External publications
The Informalization of the Egyptian economy (1998-2012): a factor in growing wage inequality?
El-Haddad, Amirah / May GadallahExternal Publications (2018)
Kairo: Economic Research Forum (Working Paper Series 1210)
Variations in hourly wage rates explain most of gross earnings inequality among all workers in most countries (OECD 2011). Through running re-centered influence function regressions (aka Unconditional Quantile Regressions), we use Firpo et al. (2007) distributional approach to identify each control variable’s contribution on the traditional decomposition of wage changes into structure and composition effects. Contrary to the traditional Oaxaca-Blinder approach, we perform the decomposition at each wage quantile. We address this question for waged men using the Egyptian Labor Market Surveys for 1998, 2006 and 2012. A novel finding of this paper, which is in contrast to the previous evidence on inequality in Egypt (e.g. Paolo et al. 2014; Hlasny and Verme 2013), we find that wage changes between 1998 and 2012 mainly resulted in increased inequality.
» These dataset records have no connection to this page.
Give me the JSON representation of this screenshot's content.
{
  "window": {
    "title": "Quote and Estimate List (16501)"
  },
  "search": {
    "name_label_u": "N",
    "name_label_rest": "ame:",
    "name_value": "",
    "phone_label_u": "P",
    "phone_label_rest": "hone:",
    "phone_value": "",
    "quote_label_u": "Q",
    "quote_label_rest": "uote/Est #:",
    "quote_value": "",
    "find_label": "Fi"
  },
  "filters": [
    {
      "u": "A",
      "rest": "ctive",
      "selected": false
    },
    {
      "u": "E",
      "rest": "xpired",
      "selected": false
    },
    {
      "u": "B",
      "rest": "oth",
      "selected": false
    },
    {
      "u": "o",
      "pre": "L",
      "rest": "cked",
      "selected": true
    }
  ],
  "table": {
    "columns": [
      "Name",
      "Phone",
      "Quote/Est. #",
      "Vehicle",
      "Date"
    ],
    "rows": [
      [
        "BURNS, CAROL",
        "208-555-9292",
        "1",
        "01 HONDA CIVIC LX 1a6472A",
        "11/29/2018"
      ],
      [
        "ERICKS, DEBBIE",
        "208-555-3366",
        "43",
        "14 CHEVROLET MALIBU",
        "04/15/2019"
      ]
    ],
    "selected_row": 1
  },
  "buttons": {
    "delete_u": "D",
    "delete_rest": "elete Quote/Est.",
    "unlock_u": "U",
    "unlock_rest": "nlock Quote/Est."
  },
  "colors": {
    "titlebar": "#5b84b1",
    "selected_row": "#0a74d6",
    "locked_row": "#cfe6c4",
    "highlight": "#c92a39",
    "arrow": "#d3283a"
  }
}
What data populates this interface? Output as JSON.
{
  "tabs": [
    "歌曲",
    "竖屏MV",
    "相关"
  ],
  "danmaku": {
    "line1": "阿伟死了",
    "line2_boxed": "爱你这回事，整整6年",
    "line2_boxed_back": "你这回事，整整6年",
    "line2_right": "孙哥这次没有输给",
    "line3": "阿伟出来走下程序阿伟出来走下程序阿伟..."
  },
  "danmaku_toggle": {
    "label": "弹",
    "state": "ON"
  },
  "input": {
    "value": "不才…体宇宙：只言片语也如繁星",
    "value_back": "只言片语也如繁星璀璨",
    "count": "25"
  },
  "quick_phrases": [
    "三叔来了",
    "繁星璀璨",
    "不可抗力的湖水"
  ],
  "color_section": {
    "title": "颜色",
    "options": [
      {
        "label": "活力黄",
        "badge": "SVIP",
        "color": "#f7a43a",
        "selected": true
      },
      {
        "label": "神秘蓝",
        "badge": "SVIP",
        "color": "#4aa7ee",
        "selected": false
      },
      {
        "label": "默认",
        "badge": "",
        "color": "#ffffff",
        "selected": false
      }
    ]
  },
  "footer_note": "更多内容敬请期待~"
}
The richer percentiles have persistently enjoyed disproportionately larger positive changes in real hourly wages, especially between 2006 and 2012. Whilst increasing in all three wage gaps, inequality increased the most between the top and bottom deciles (the 90-10 gap). Informality of the private sector is the largest contributor to increased inequality. The sector does not adhere to a minimum wage. Being unregulated it has responded dramatically to the competitive pressures caused by the departing middle classes of the public sector by suppressing mid and low-end wages, thus resulting in the sharp wage gaps at the tails. Formality has a nuanced effect depending on sector. Wage setting dynamics of the public sector and the direction of labour movements since liberalization cause the sector to contribute much more to wage inequality than does its formal private counterpart. Hence, in a setting where the majority of the labour-force is outside the formal sector, yearly public sector wage raises and the minimum wage become instruments that increase inequality not ones that reduce it. Annual pay freezes are one option. Implementing self-targeted public works programs similar to those of the National Rural Employment Guarantee Act in India serve to increase the “effective informal minimum wage”, thus curbing wage inequality. This in turn will potentially enable wage progression thereby breaking the informality trap of low skill-low wage inertia.